Having helmed presidential campaigns and populist uprisings, President Trump’s former campaign manager Paul Manafort is mastering a new strand of politics: prison culture.
“I think his [fellow] inmates are going to be impressed by him—he’s a big name,” Lawrence Dressler, a former attorney who served 20 months in Otisville Correctional Facility for bank, wire and mail fraud, told Observer. “They’re going to try to buddy up to him because they figure he has money.”
Manafort’s trial began on Tuesday with Assistant U.S. Attorney Uzo Asonye alleging the lobbyist spent $15,000 on an ostrich jacket and a “a 2-million dollar house just a stone’s throw away from this courtroom in Northern Virginia.” In the Virginia county jail where Manafort is detained—an environment many attorneys suspect is intended to intimidate him into cooperating with Special Counsel Robert Mueller—the inmate has used his capital to gain luxuries unavailable to the average perp.
Earlier this month, in a court filing obtained by The Washington Post, federal prosecutors wrote that “Among the unique privileges Manafort enjoys at the jail are a private, self-contained living unit, which is larger than other inmates’ units, his own bathroom and shower facility, his own personal telephone and his own workspace to prepare for trial… Manafort is also not required to wear a prison uniform.”
In phone calls, the lobbyist boasted about being treated like a “VIP.”
“If you have money, you can survive and buy your friends,” said Dressler. “The feds don’t want to be embarrassed that a high-profile guy gets beat up or killed.”
Although Manafort has refused to cooperate with the federal government in county—his attorney Kevin Downing told CBS News on Tuesday there was “no chance” for a deal—legal experts anticipate further pressure from the special counsel.
“The window is realistically closed right now, but post-verdict, that window will be wide open,” federal litigator Andrew Stoltmann told Observer. “And I think that’s what prosecutors are now angling for: To get a conviction, have him look at a lengthy, decade-long sentence and then squeeze him to provide all the information on President Trump the prosecutors want.”
Should Manafort cooperate with the federal government, it would most likely occur before his arrival at prison.

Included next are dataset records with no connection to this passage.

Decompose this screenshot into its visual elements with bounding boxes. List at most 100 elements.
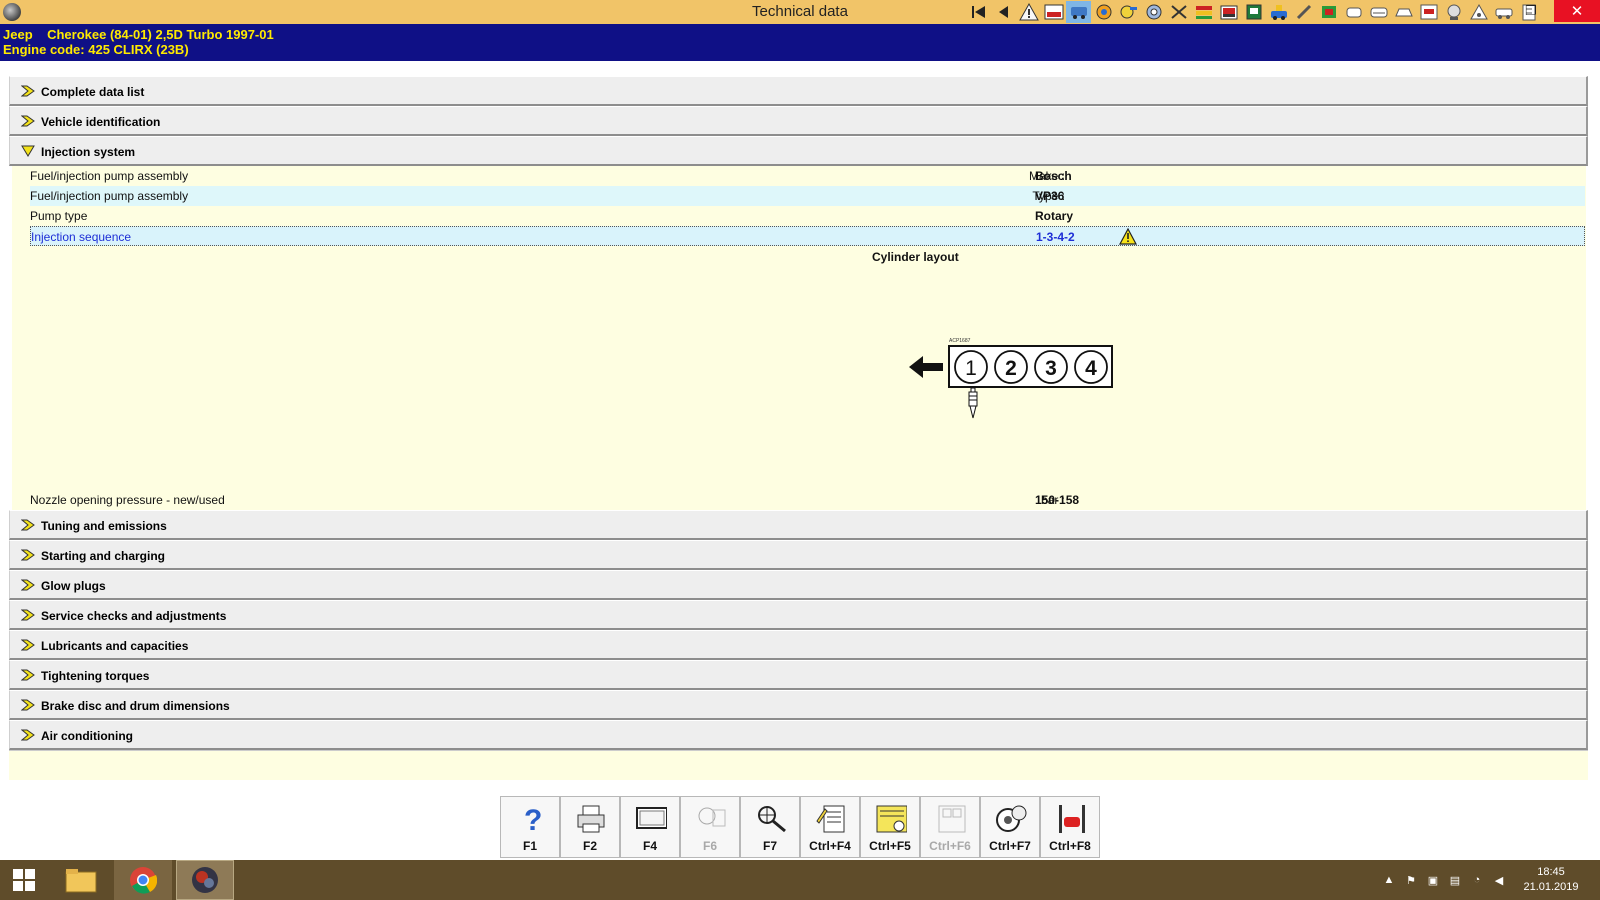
svg-text:?: ? [524,804,542,835]
network-icon[interactable]: ▣ [1422,860,1444,900]
calendar-button[interactable]: Ctrl+F6 [920,796,980,858]
data-row-nozzle-pressure[interactable]: Nozzle opening pressure - new/used bar :… [30,490,1585,510]
search-icon [755,803,787,835]
taskbar: ▲ ⚑ ▣ ▤ ◔ ◀ 18:45 21.01.2019 [0,860,1600,900]
vehicle-header: Jeep Cherokee (84-01) 2,5D Turbo 1997-01… [0,24,1600,61]
car-lift-icon[interactable] [1041,1,1066,23]
gauge-icon[interactable] [1141,1,1166,23]
calendar-icon [935,803,967,835]
row-value: VP36 [1035,189,1065,203]
section-tightening-torques[interactable]: Tightening torques [9,660,1588,690]
brake-icon[interactable] [1341,1,1366,23]
wheel-button[interactable]: Ctrl+F7 [980,796,1040,858]
monitor-icon [635,803,667,835]
language-button[interactable]: F6 [680,796,740,858]
back-icon[interactable] [991,1,1016,23]
warning-icon[interactable] [1016,1,1041,23]
tire-icon[interactable] [1366,1,1391,23]
row-value: 1-3-4-2 [1036,230,1075,244]
section-injection-system[interactable]: Injection system [9,136,1588,166]
data-row-pump-type-code[interactable]: Fuel/injection pump assembly Type : VP36 [30,186,1585,206]
chip-icon[interactable] [1316,1,1341,23]
triangle-icon[interactable] [1466,1,1491,23]
wifi-icon[interactable]: ◔ [1466,860,1488,900]
chevron-up-icon[interactable]: ▲ [1378,860,1400,900]
print-button[interactable]: F2 [560,796,620,858]
battery-icon[interactable]: ▤ [1444,860,1466,900]
section-label: Tightening torques [41,669,150,683]
search-button[interactable]: F7 [740,796,800,858]
show-desktop-button[interactable] [1592,860,1600,900]
engine-icon[interactable] [1091,1,1116,23]
clock[interactable]: 18:45 21.01.2019 [1510,865,1592,895]
fkey-label: Ctrl+F5 [869,839,911,853]
notes-button[interactable]: Ctrl+F4 [800,796,860,858]
section-starting-charging[interactable]: Starting and charging [9,540,1588,570]
fkey-label: F7 [762,839,777,853]
first-page-icon[interactable] [966,1,991,23]
print-icon [575,803,607,835]
car-diagnose-icon[interactable] [1266,1,1291,23]
chevron-right-icon [21,699,35,711]
close-button[interactable]: ✕ [1554,0,1600,22]
section-label: Air conditioning [41,729,133,743]
section-brake-dimensions[interactable]: Brake disc and drum dimensions [9,690,1588,720]
cylinder-label: 2 [1005,357,1017,380]
section-service-checks[interactable]: Service checks and adjustments [9,600,1588,630]
row-name: Nozzle opening pressure - new/used [30,493,225,507]
app-icon [192,867,218,893]
flag-icon[interactable]: ⚑ [1400,860,1422,900]
calculator-icon [875,803,907,835]
monitor-button[interactable]: F4 [620,796,680,858]
main-panel: Complete data list Vehicle identificatio… [9,76,1588,782]
chevron-right-icon [21,729,35,741]
engine-code: Engine code: 425 CLIRX (23B) [3,42,189,57]
volume-icon[interactable]: ◀ [1488,860,1510,900]
section-tuning-emissions[interactable]: Tuning and emissions [9,510,1588,540]
data-row-injection-sequence[interactable]: Injection sequence : 1-3-4-2 [30,226,1585,246]
spanner-icon[interactable] [1291,1,1316,23]
fkey-label: Ctrl+F7 [989,839,1031,853]
wrench-icon[interactable] [1116,1,1141,23]
file-explorer-button[interactable] [52,860,110,900]
data-row-pump-make[interactable]: Fuel/injection pump assembly Make : Bosc… [30,166,1585,186]
start-button[interactable] [0,860,48,900]
lift-icon[interactable] [1416,1,1441,23]
battery-icon[interactable] [1191,1,1216,23]
section-label: Injection system [41,145,136,159]
help-button[interactable]: ? F1 [500,796,560,858]
car-color-icon[interactable] [1066,1,1091,23]
app-taskbar-button[interactable] [176,860,234,900]
diagram-code: ACP1687 [949,338,971,344]
data-row-pump-type[interactable]: Pump type : Rotary [30,206,1585,226]
restore-button[interactable]: ❐ [1508,0,1554,22]
section-air-conditioning[interactable]: Air conditioning [9,720,1588,750]
service-icon[interactable] [1241,1,1266,23]
car-outline-icon[interactable] [1391,1,1416,23]
steering-icon[interactable] [1441,1,1466,23]
toolbar [966,1,1541,23]
front-arrow-icon [909,356,943,378]
section-label: Tuning and emissions [41,519,167,533]
section-glow-plugs[interactable]: Glow plugs [9,570,1588,600]
chevron-right-icon [21,579,35,591]
section-lubricants[interactable]: Lubricants and capacities [9,630,1588,660]
chrome-button[interactable] [114,860,172,900]
fkey-label: F4 [642,839,657,853]
language-icon [695,803,727,835]
app-icon[interactable] [3,3,21,21]
tools-icon[interactable] [1166,1,1191,23]
chevron-right-icon [21,669,35,681]
calculator-button[interactable]: Ctrl+F5 [860,796,920,858]
chevron-right-icon [21,639,35,651]
car-front-icon[interactable] [1216,1,1241,23]
vehicle-title: Jeep Cherokee (84-01) 2,5D Turbo 1997-01 [3,27,274,42]
warning-icon[interactable] [1119,228,1137,245]
section-label: Lubricants and capacities [41,639,189,653]
lift-button[interactable]: Ctrl+F8 [1040,796,1100,858]
section-vehicle-identification[interactable]: Vehicle identification [9,106,1588,136]
chevron-right-icon [21,549,35,561]
system-tray: ▲ ⚑ ▣ ▤ ◔ ◀ 18:45 21.01.2019 [1378,860,1600,900]
section-complete-data-list[interactable]: Complete data list [9,76,1588,106]
cylinder-layout-diagram: ACP1687 1 2 3 4 [909,338,1113,419]
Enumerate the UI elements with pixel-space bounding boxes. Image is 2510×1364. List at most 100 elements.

Any deals after would create problems with his fellow inmates.
“If he goes in having cooperated, he can deny it. If he’s in there, and then the feds start interviewing him and taking him out, that’s obvious. Then, the guy’s a pariah,” said Dressler. “He may not get killed, but imagine spending 24 hours with the same group of guys, and they’re all giving you dirty looks. It’s like you’re in some Steven King movie.”